People say I want a person who makes a certain amount of money, has a certain job, looks a certain way, good credit, nice car, and educated. Someone who can help me accomplish my goals in life. Many times people say they know what they are looking for in a relationship, a spouse. And there is nothing wrong with wanting certain characteristics in a mate. There is nothing wrong with wanting someone who can help you accomplish your goals in life. Most of these however, are outward things. And if that is who you are, then you need to recognize that is who you are. And I encourage you to let the person who is in the relationship with you know that is who you are as well. They should know your expectations from the beginning. Are you bringing the qualities to the relationship that you want the other person to possess?
You meet a person, and they have the job, money, education, credit and the looks you want. Wells let's say they have most of the qualities you are looking for; and you get married. Then life happens, and maybe someone gains weight, loses hair, job/career changes, credit gets damaged, had to down size the car. Things have changed; the stuff (material things) is changing. Is this relationship built on sand or on rocks? What is the foundation of the relationship?

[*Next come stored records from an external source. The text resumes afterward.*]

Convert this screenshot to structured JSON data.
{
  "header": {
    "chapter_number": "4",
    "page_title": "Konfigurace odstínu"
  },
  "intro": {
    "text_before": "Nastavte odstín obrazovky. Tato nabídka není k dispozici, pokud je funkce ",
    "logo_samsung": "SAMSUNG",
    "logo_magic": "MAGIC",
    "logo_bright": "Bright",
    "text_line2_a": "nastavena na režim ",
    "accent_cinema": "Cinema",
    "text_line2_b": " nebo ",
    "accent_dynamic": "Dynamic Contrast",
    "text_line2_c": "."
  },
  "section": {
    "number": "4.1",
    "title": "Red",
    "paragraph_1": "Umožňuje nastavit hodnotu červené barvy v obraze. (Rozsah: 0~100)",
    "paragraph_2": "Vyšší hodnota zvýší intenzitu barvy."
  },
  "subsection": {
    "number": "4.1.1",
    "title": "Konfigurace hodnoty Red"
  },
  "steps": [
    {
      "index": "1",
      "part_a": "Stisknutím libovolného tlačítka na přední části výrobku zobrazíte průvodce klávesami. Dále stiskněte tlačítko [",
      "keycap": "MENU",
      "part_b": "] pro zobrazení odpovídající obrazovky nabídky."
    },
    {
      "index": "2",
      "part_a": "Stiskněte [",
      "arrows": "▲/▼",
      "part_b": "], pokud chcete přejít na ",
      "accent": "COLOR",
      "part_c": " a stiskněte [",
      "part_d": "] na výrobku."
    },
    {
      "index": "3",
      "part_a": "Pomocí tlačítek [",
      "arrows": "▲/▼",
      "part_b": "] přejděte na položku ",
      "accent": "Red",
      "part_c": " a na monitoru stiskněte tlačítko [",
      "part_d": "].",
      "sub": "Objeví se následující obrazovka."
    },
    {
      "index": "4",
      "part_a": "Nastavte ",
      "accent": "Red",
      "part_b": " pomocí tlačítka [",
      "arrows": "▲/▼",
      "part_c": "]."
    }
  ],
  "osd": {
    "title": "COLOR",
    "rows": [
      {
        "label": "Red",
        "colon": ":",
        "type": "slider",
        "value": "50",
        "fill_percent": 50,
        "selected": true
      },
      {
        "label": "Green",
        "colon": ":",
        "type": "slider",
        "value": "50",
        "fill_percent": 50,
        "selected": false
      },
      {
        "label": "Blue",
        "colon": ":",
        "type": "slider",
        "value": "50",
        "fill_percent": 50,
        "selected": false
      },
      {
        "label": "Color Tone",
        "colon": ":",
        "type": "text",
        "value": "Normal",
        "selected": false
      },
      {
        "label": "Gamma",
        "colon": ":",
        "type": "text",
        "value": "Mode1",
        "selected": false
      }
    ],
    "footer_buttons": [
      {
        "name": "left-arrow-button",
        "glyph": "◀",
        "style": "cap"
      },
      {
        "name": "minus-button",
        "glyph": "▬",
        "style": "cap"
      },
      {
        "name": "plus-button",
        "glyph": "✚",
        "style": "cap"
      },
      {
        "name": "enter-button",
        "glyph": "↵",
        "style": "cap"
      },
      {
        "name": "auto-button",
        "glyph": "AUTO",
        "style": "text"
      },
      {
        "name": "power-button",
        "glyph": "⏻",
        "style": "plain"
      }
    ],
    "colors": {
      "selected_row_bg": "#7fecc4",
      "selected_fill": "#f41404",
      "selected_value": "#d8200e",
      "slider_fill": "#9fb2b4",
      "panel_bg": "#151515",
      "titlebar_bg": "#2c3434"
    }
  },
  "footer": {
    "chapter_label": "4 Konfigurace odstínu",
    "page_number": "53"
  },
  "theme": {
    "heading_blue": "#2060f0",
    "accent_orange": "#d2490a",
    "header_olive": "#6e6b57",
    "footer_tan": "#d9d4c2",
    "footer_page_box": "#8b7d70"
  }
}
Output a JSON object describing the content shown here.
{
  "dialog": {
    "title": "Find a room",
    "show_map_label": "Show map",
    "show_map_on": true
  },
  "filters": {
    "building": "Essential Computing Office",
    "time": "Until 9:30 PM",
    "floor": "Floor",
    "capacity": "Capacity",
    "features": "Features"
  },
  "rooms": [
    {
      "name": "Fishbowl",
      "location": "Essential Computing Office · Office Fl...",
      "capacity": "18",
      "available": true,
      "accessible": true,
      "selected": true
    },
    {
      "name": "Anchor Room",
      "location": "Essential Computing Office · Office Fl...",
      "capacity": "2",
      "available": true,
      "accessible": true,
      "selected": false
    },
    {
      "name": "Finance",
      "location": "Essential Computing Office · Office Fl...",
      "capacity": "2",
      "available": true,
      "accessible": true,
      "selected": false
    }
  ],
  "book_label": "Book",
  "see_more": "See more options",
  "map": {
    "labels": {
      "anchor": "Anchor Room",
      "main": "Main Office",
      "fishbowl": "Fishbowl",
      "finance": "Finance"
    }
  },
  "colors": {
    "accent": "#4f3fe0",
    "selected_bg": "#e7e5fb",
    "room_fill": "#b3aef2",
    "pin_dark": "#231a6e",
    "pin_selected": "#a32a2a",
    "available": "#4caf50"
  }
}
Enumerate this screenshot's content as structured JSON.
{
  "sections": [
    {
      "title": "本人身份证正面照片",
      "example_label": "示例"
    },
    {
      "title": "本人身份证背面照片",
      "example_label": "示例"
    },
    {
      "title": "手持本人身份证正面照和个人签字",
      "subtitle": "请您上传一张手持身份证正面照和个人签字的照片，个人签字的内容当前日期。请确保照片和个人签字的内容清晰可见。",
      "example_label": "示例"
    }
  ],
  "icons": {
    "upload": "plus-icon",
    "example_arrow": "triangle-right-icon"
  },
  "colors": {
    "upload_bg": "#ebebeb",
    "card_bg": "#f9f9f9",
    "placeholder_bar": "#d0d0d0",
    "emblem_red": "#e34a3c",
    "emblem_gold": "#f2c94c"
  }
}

Many times in our relationship with God we seek things. We seek the money, career, nice car and nice house. But Jesus tells us in Matt 6:33 to seek ye first the kingdom of God and his righteousness, and all of the things will be added unto us. God told Solomon in 1Kings 3:11 that because he did not ask for riches for himself, but asked for an understanding heart to discern judgment; I'm going to give you that, but I'm also going to give you what you have not asked for, riches and honor and there shall not be any like you among the kings all of your days. God has promised us if we diligently seek Him, who he is, his ways, that He will reward us. He wants us to want to know him intimately and God is not going to be used. My suggestion and advice is that you seek His face and you will get what is in his hand.
Would you want someone to choose a relationship with you just because of the material things you bring to the table? The things that can change, the stuff they can have. If you can not maintain the stuff, would you still be in the relationship? If you gained weight, lost your hair and did not make as much money, would you want your relationship to end? Most people would want and hope they had something deeper; you would want someone who cared for you deeper than just the stuff. You would feel used if they left when the stuff was gone, when you needed them. Just like you want someone in it for you, God wants us in it for Him!
It is good sometimes to have someone who has strengths in the areas where you are weak. Someone you can have a conversation with, a real conversation? If laughter is important to you, can you laugh together, have fun together? Do they want the same things you want out of life? For example you may want a large, expensive, high end house and car. They may want an average priced home in a nice neighborhood. You may call good money 0,000.00 per year; they may call good money ,000.00 a year. You may value money and they may value family. Learn the deeper things about the person you are in relationship with, have intimate, meaningful conversations. Find out if they know God or just go to church. When you come to the relationship table bring the real you, ask the real questions and get real answers. If you seek the real relationship, the deeper things and not just the stuff, I believe the reward will be great.